Es wäre schon mal ein Achtungserfolg, hätten unsere Politiker einmal den Mut, mit Terroristen anderer Art daselbst zu verfahren und die Beweggründe, die sich gar nicht so anders unterscheiden, klar zu benennen. Das heuchlertümliche Zwangsgeträne einer Claudia Roth ist nahezu beschämend. Während die Methodik des Schadengewinnes aus jeder abscheulichen Bluttat greift, indem man der AfD als ideellen Quasi-Initiator den schwarzen Peter zuschiebt, fällt sie bei offenkundigen islamistischen Gräueltätern automatisch und komplett aus. Wenn ein indoktrinierter, wahnhafter und politisch-ideologisch Verseuchter radikaler Moslem ein Dutzend Bürger über den Haufen fährt, ist das stets ein verwirrter Einzeltäter, auf dessen Wahnquelle nicht verwiesen werden darf und kann. Da steht dann das Pathologische ganz allein und isoliert da und erklärt somit alle Hirnschwurbel, ohne auf die ideologische Grundlage zu verweisen. Tut man es doch, ist man selbst behandlungsbedürftig, weil phobisch. Damit wird schon im Keim eine auch nur angedeutete Kritik am Islam erstickt und verhindert gleichzeitig eine notwendige Auseinandersetzung mit dieser demokratie-inkompatiblen Gesinnung. Hier ist es heute ganz selbstverständlich, sorgsam Islam, Islamismus und radikalen Islamismus auseinanderzuhalten. Als ginge das Eine ohne das Andere. Fazit: Jede furchtbare Tat ist eine Tragödie.
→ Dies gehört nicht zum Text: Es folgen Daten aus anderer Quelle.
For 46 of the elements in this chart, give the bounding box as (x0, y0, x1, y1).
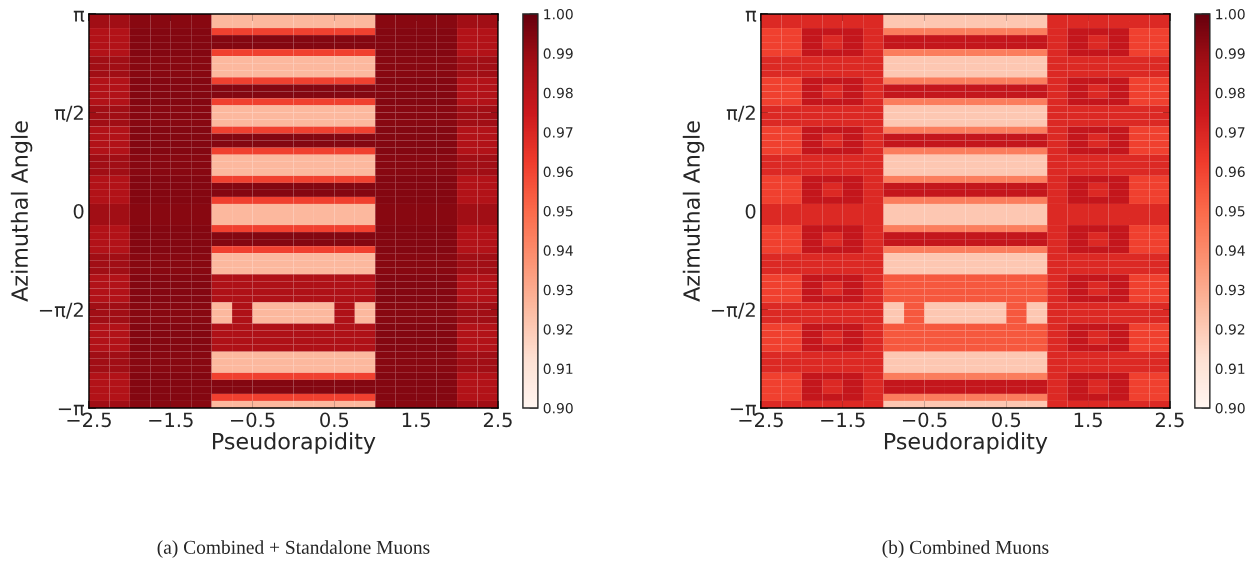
x-axis-title: Pseudorapidity (213, 432, 376, 454)
y-tick-label: π/2 (726, 105, 755, 122)
color-bar-label: 0.95 (543, 205, 573, 217)
color-bar-label: 0.91 (1215, 363, 1245, 375)
y-axis-title: Azimuthal Angle (682, 121, 705, 302)
color-bar-label: 0.98 (1215, 87, 1245, 99)
y-tick-label: π (745, 10, 757, 22)
color-bar-label: 0.97 (1215, 127, 1245, 138)
y-tick-label: −π/2 (39, 302, 83, 319)
color-bar-label: 0.90 (543, 402, 573, 414)
x-tick-label: 1.5 (402, 412, 430, 428)
x-axis-title: Pseudorapidity (884, 432, 1048, 454)
text: (a) Combined + Standalone Muons (157, 540, 430, 558)
x-tick-label: −0.5 (231, 412, 275, 428)
x-tick-label: 2.5 (483, 412, 512, 428)
y-tick-label: π (73, 10, 85, 22)
color-bar-label: 0.94 (543, 245, 573, 256)
x-tick-label: 1.5 (1074, 412, 1102, 428)
color-bar-label: 0.92 (543, 324, 573, 335)
x-tick-label: 0.5 (320, 412, 349, 428)
y-tick-label: π/2 (54, 105, 83, 122)
color-bar-label: 0.98 (543, 87, 573, 99)
color-bar-label: 1.00 (544, 8, 573, 20)
y-tick-label: 0 (73, 203, 84, 219)
color-bar-label: 0.93 (543, 284, 573, 296)
y-axis-title: Azimuthal Angle (10, 121, 33, 302)
color-bar-label: 0.96 (543, 166, 573, 178)
x-tick-label: 0.5 (992, 412, 1021, 428)
x-tick-label: 2.5 (1155, 412, 1184, 428)
text: (b) Combined Muons (882, 540, 1049, 558)
y-tick-label: −π/2 (711, 302, 755, 319)
x-tick-label: −1.5 (821, 412, 865, 428)
color-bar-label: 1.00 (1216, 8, 1245, 20)
color-bar-label: 0.99 (543, 48, 573, 59)
color-bar-label: 0.92 (1215, 324, 1245, 335)
x-tick-label: −0.5 (902, 412, 947, 428)
color-bar-label: 0.96 (1215, 166, 1245, 178)
color-bar-label: 0.99 (1215, 48, 1245, 59)
color-bar-label: 0.93 (1215, 284, 1245, 296)
color-bar-label: 0.91 (543, 363, 573, 375)
color-bar-label: 0.97 (543, 127, 573, 138)
color-bar-label: 0.94 (1215, 245, 1245, 256)
y-tick-label: 0 (745, 203, 756, 219)
color-bar-label: 0.95 (1215, 205, 1245, 217)
color-bar-label: 0.90 (1215, 402, 1245, 414)
x-tick-label: −1.5 (149, 412, 193, 428)
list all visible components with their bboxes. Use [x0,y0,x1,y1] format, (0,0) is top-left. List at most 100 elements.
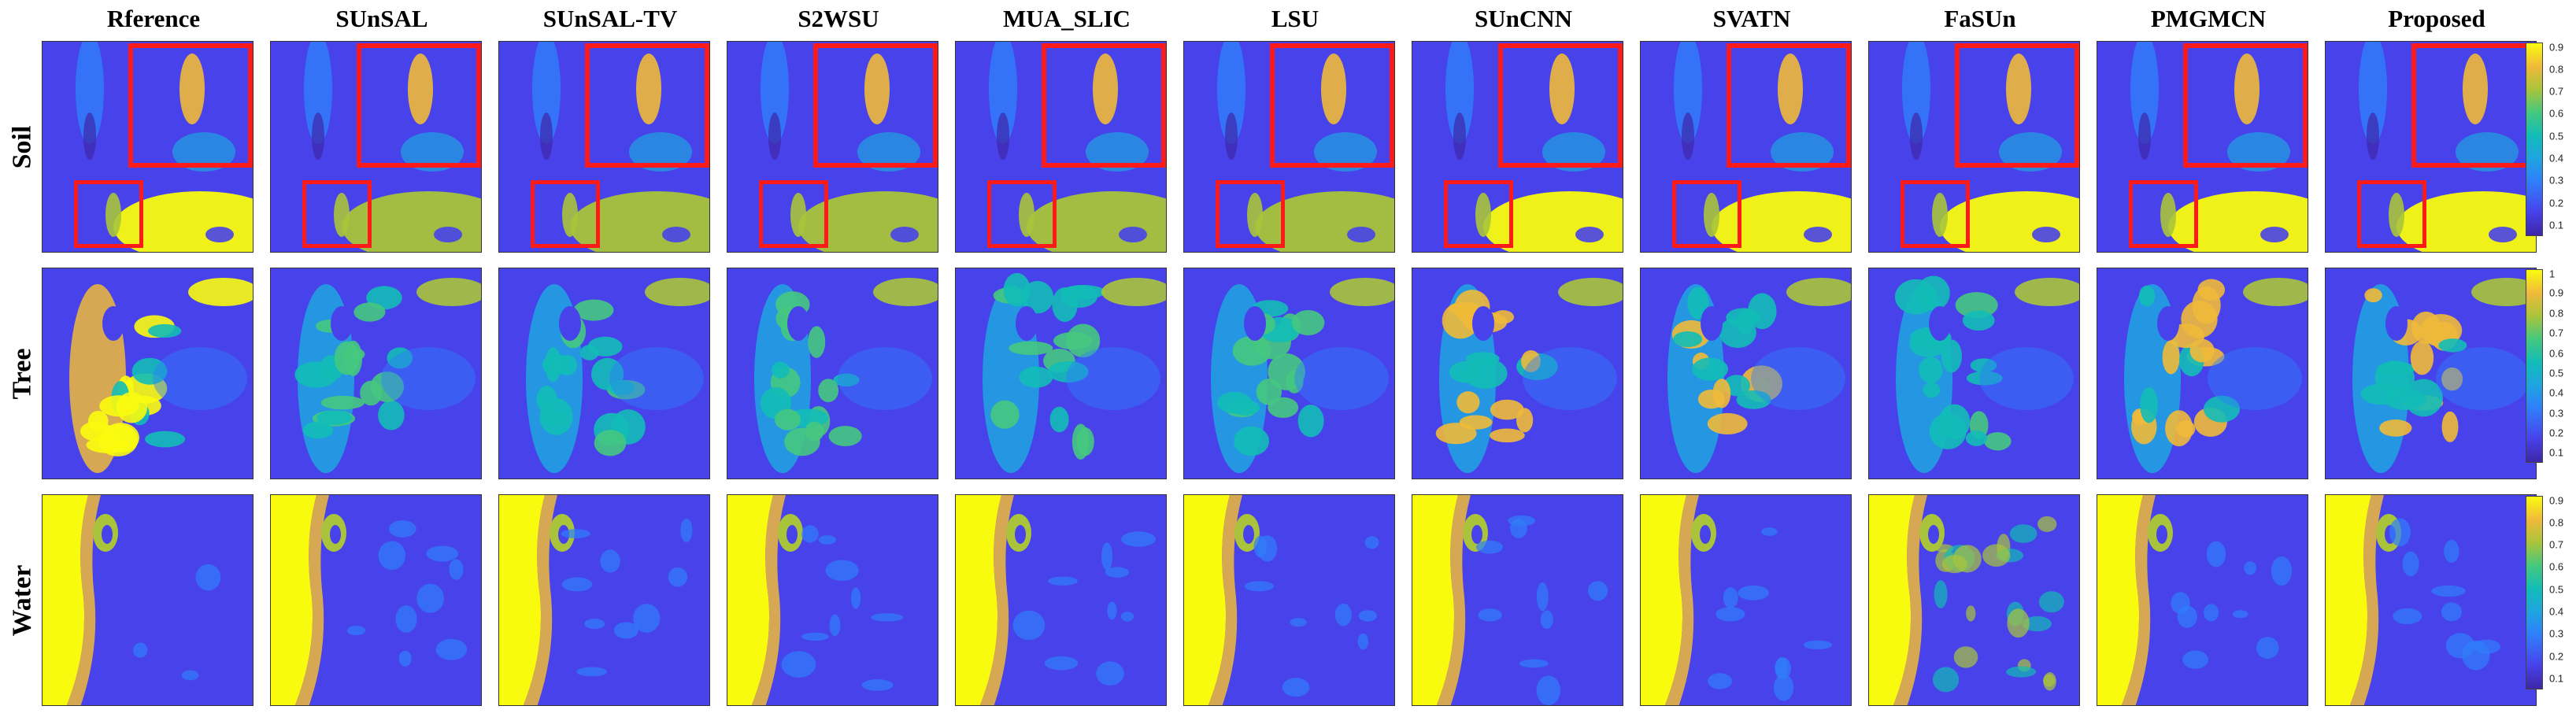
colorbar-tick: 0.9 [2549,494,2564,507]
colorbar-tick: 0.8 [2549,307,2564,320]
abundance-map-image [727,42,938,252]
abundance-map-water-lsu [1183,494,1395,706]
abundance-map-water-fasun [1868,494,2080,706]
colorbar-tick: 0.7 [2549,85,2564,98]
abundance-map-soil-sunsal-tv [498,41,710,253]
column-title-sunsal-tv: SUnSAL-TV [542,5,678,32]
colorbar-tick: 0.4 [2549,605,2564,618]
abundance-map-image [499,495,709,705]
colorbar-water-ticks: 0.9 0.8 0.7 0.6 0.5 0.4 0.3 0.2 0.1 [2549,494,2576,689]
abundance-map-image [727,268,938,479]
abundance-map-image [2326,268,2536,479]
abundance-map-water-pmgmcn [2097,494,2308,706]
colorbar-tree-ticks: 1 0.9 0.8 0.7 0.6 0.5 0.4 0.3 0.2 0.1 [2549,268,2576,463]
colorbar-tick: 0.2 [2549,650,2564,663]
abundance-map-tree-s2wsu [727,268,938,479]
colorbar-tick: 0.7 [2549,538,2564,551]
colorbar-tick: 0.2 [2549,427,2564,439]
colorbar-tick: 0.8 [2549,516,2564,529]
abundance-map-image [2097,495,2308,705]
colorbar-tick: 0.6 [2549,560,2564,573]
row-label-water: Water [6,494,38,707]
colorbar-tick: 0.2 [2549,197,2564,209]
abundance-map-image [1412,495,1623,705]
abundance-map-image [43,42,253,252]
abundance-map-soil-svatn [1640,41,1852,253]
abundance-map-soil-mua-slic [955,41,1167,253]
abundance-map-image [1641,268,1851,479]
colorbar-tick: 0.5 [2549,367,2564,379]
abundance-map-water-sunsal [270,494,482,706]
abundance-map-image [1184,495,1394,705]
abundance-map-water-sunsal-tv [498,494,710,706]
abundance-map-image [2326,42,2536,252]
abundance-map-image [1869,42,2079,252]
abundance-map-soil-lsu [1183,41,1395,253]
abundance-map-image [1869,495,2079,705]
colorbar-tick: 0.6 [2549,347,2564,359]
colorbar-tick: 0.5 [2549,130,2564,142]
abundance-map-image [271,42,481,252]
abundance-map-water-rference [42,494,254,706]
colorbar-tick: 0.4 [2549,152,2564,164]
colorbar-tick: 0.1 [2549,219,2564,231]
column-title-s2wsu: S2WSU [798,5,879,32]
abundance-map-tree-rference [42,268,254,479]
colorbar-tick: 1 [2549,268,2556,280]
abundance-map-soil-rference [42,41,254,253]
colorbar-tick: 0.9 [2549,41,2564,54]
colorbar-tick: 0.1 [2549,446,2564,459]
abundance-map-soil-s2wsu [727,41,938,253]
row-label-tree: Tree [6,268,38,480]
column-title-lsu: LSU [1271,5,1319,32]
column-title-reference: Rference [106,5,201,32]
abundance-map-water-s2wsu [727,494,938,706]
abundance-map-tree-sunsal-tv [498,268,710,479]
row-label-soil: Soil [6,41,38,253]
colorbar-tick: 0.7 [2549,327,2564,339]
colorbar-soil [2526,43,2543,236]
abundance-map-tree-suncnn [1412,268,1623,479]
abundance-map-tree-pmgmcn [2097,268,2308,479]
colorbar-tree [2526,269,2543,463]
colorbar-tick: 0.5 [2549,583,2564,596]
abundance-map-soil-proposed [2325,41,2537,253]
abundance-map-water-svatn [1640,494,1852,706]
abundance-map-image [1412,42,1623,252]
column-title-fasun: FaSUn [1944,5,2016,32]
abundance-map-image [1641,42,1851,252]
abundance-map-image [1869,268,2079,479]
abundance-map-soil-pmgmcn [2097,41,2308,253]
abundance-map-image [727,495,938,705]
column-title-proposed: Proposed [2388,5,2485,32]
abundance-map-image [1412,268,1623,479]
column-title-mua-slic: MUA_SLIC [1003,5,1131,32]
column-title-svatn: SVATN [1712,5,1791,32]
abundance-map-water-suncnn [1412,494,1623,706]
abundance-map-image [956,495,1166,705]
abundance-map-image [956,268,1166,479]
abundance-map-image [499,42,709,252]
abundance-map-image [271,495,481,705]
abundance-map-image [2097,268,2308,479]
row-label-tree-text: Tree [7,348,36,400]
colorbar-tick: 0.3 [2549,407,2564,419]
abundance-map-tree-svatn [1640,268,1852,479]
abundance-map-tree-lsu [1183,268,1395,479]
abundance-map-soil-fasun [1868,41,2080,253]
colorbar-water [2526,496,2543,689]
abundance-map-image [1184,42,1394,252]
abundance-map-tree-sunsal [270,268,482,479]
column-title-sunsal: SUnSAL [335,5,428,32]
colorbar-tick: 0.3 [2549,627,2564,640]
colorbar-tick: 0.9 [2549,286,2564,299]
colorbar-tick: 0.6 [2549,107,2564,120]
row-label-soil-text: Soil [7,125,36,169]
colorbar-soil-ticks: 0.9 0.8 0.7 0.6 0.5 0.4 0.3 0.2 0.1 [2549,41,2576,236]
abundance-map-soil-sunsal [270,41,482,253]
abundance-map-water-mua-slic [955,494,1167,706]
colorbar-tick: 0.4 [2549,386,2564,399]
column-title-pmgmcn: PMGMCN [2150,5,2267,32]
abundance-map-image [2097,42,2308,252]
abundance-map-image [499,268,709,479]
Und Hintergründe erklären zwar viel, aber entschuldigen gar nichts. Das gilt für jede Art von Untat. Aber es wäre schön, wenn der Staat einmal ausnahmslos über alle gleichermaßen trauern würde. Was z.B. im Falle Breitscheidplatz nicht der Fall war. Terror ist Terror! Der Tod macht keinen Unterschied zwischen den Idealen.

Sam Lowry / 20.02.2020

“Allahu-Akbar-Attentäter verkaufen sie uns als Irre und die tatsächlich Irren verkaufen sie uns als Rechtsextreme.”